Navigating challenges ahead

The majority of advisors believe the Trump administration will have a positive impact on the stock market (76%), U.S. Dollar (62%) and their businesses (80%), despite nearly half (49%) believing it will be the primary driver of market volatility in 2017.

Overall sentiment for bonds continues to decline, with 52% of advisors claiming to be bearish and only 18% bullish on the U.S. bond market over the next year. They are relatively more optimistic about municipal bonds, with 32% bullish and 23% bearish on the muni market.

“Advisors are looking to policy-makers to guide investment allocation with a keen eye on potential Fed action and tax reform,” said Mr. Moninger.
An overwhelming majority of advisors (95%) believe the Fed will raise interest rates at least once more in 2017, with over half (56%) predict two or more additional rate hikes this year.

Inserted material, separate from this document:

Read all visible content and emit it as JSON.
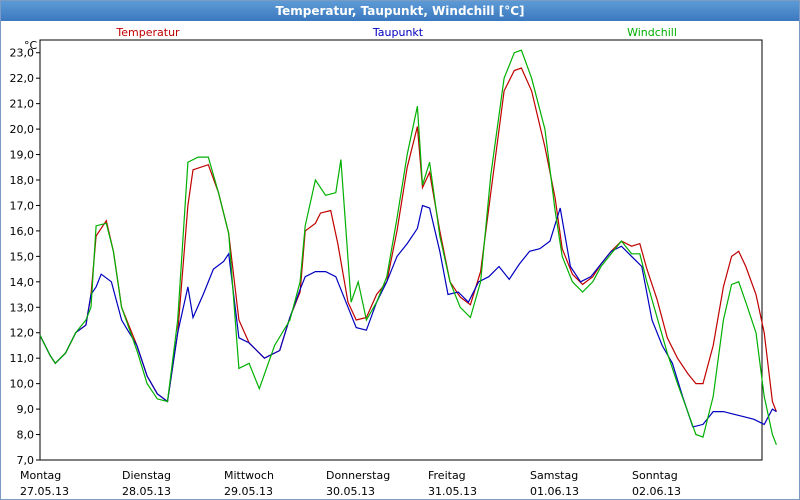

Advisors are adjusting client portfolios to prepare.

  • 55% of advisors believe floating rate loan funds are the most attractive option in a rising rate environment and incorporate them into client portfolios
  • 53% of advisors opt for dividend-paying stocks to combat rising rates
  • High yield bond funds (38%) and multi-sector bond funds (29%) are also favored strategies for a rising rate environment

Tax concerns, while rating lowest on the ATOMIX at 86.4, saw a 20% increase over Q1 2017.

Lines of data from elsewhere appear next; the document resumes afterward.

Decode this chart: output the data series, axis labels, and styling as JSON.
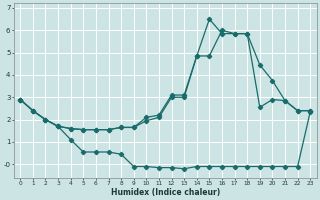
{
  "bg_color": "#cde4e4",
  "grid_color": "#ffffff",
  "line_color": "#1a6b6b",
  "xlabel": "Humidex (Indice chaleur)",
  "xlim": [
    -0.5,
    23.5
  ],
  "ylim": [
    -0.6,
    7.2
  ],
  "xtick_labels": [
    "0",
    "1",
    "2",
    "3",
    "4",
    "5",
    "6",
    "7",
    "8",
    "9",
    "10",
    "11",
    "12",
    "13",
    "14",
    "15",
    "16",
    "17",
    "18",
    "19",
    "20",
    "21",
    "22",
    "23"
  ],
  "ytick_vals": [
    0,
    1,
    2,
    3,
    4,
    5,
    6,
    7
  ],
  "ytick_labels": [
    "-0",
    "1",
    "2",
    "3",
    "4",
    "5",
    "6",
    "7"
  ],
  "line_top_x": [
    0,
    1,
    2,
    3,
    4,
    5,
    6,
    7,
    8,
    9,
    10,
    11,
    12,
    13,
    14,
    15,
    16,
    17,
    18,
    19,
    20,
    21,
    22,
    23
  ],
  "line_top_y": [
    2.9,
    2.4,
    2.0,
    1.7,
    1.6,
    1.55,
    1.55,
    1.55,
    1.65,
    1.65,
    2.1,
    2.2,
    3.1,
    3.1,
    4.85,
    6.5,
    5.85,
    5.85,
    5.85,
    4.45,
    3.75,
    2.85,
    2.4,
    2.4
  ],
  "line_mid_x": [
    0,
    1,
    2,
    3,
    4,
    5,
    6,
    7,
    8,
    9,
    10,
    11,
    12,
    13,
    14,
    15,
    16,
    17,
    18,
    19,
    20,
    21,
    22,
    23
  ],
  "line_mid_y": [
    2.9,
    2.4,
    2.0,
    1.7,
    1.6,
    1.55,
    1.55,
    1.55,
    1.65,
    1.65,
    1.95,
    2.1,
    3.0,
    3.0,
    4.85,
    4.85,
    6.0,
    5.85,
    5.85,
    2.55,
    2.9,
    2.85,
    2.4,
    2.4
  ],
  "line_bot_x": [
    0,
    1,
    2,
    3,
    4,
    5,
    6,
    7,
    8,
    9,
    10,
    11,
    12,
    13,
    14,
    15,
    16,
    17,
    18,
    19,
    20,
    21,
    22,
    23
  ],
  "line_bot_y": [
    2.9,
    2.4,
    2.0,
    1.7,
    1.1,
    0.55,
    0.55,
    0.55,
    0.45,
    -0.1,
    -0.1,
    -0.15,
    -0.15,
    -0.2,
    -0.1,
    -0.1,
    -0.1,
    -0.1,
    -0.1,
    -0.1,
    -0.1,
    -0.1,
    -0.1,
    2.35
  ],
  "marker": "D",
  "markersize": 2.2,
  "linewidth": 0.9,
  "xlabel_fontsize": 5.5,
  "tick_fontsize_x": 4.2,
  "tick_fontsize_y": 5.0
}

  • Nearly two thirds (64%) believe the Trump administration will have a positive effect on taxes over the next four years
  • 54% are likely to modify their clients’ investment strategies as a result of expected tax policy changes.

“Effective tax-management is the cornerstone of the advisor-client relationship,” said Mr. Moninger. “The best advisors actively work with clients throughout the full year to ensure client assets are managed in the most tax-efficient way.”

Eaton Vance ATOMIX Methodology

ATOMIX is calculated based on the findings of a survey of 1,001 financial advisors from a diverse group of companies. Eaton Vance contracted with a third party to conduct the online survey from March 29, 2017 – April 20, 2017. ATOMIX uses a similar methodology as the U.S. Consumer Confidence Index* (which has no affiliation with Eaton Vance) in that it calculates a weighted average of current perceptions (40% of the Index) and what advisors think about the trends (60% of the Index). The Index set a baseline average of 100 for April 2014. Each component measured is tracked quarterly to illustrate changes in advisor perceptions and changes in trends over time. Future surveys will sample different financial advisors and may produce different results.

Eaton Vance (NYSE: EV) is a leading global asset manager whose history dates to 1924. With offices in North America, Europe, Asia and Australia, Eaton Vance and its affiliates managed $380.9 billion in assets as of March 31, 2017, offering individuals and institutions a broad array of investment strategies and wealth management solutions. The Company’s long record of providing exemplary service, timely innovation and attractive returns through a variety of market conditions has made Eaton Vance the investment manager of choice for many of today’s most discerning investors. For more information, visit

* The monthly Consumer Confidence Survey®, based on a probability-design random sample, is conducted for The Conference Board by Nielsen, a leading global provider of information and analytics around what consumers buy and watch. The Consumer Confidence Index was started in 1967 and is benchmarked to 1985=100. The Index is calculated each month based on a household survey of consumers’ opinions on current conditions and future expectations of the economy. Opinions on current conditions make up 40% of the index, with expectations of future conditions comprising the remaining 60%.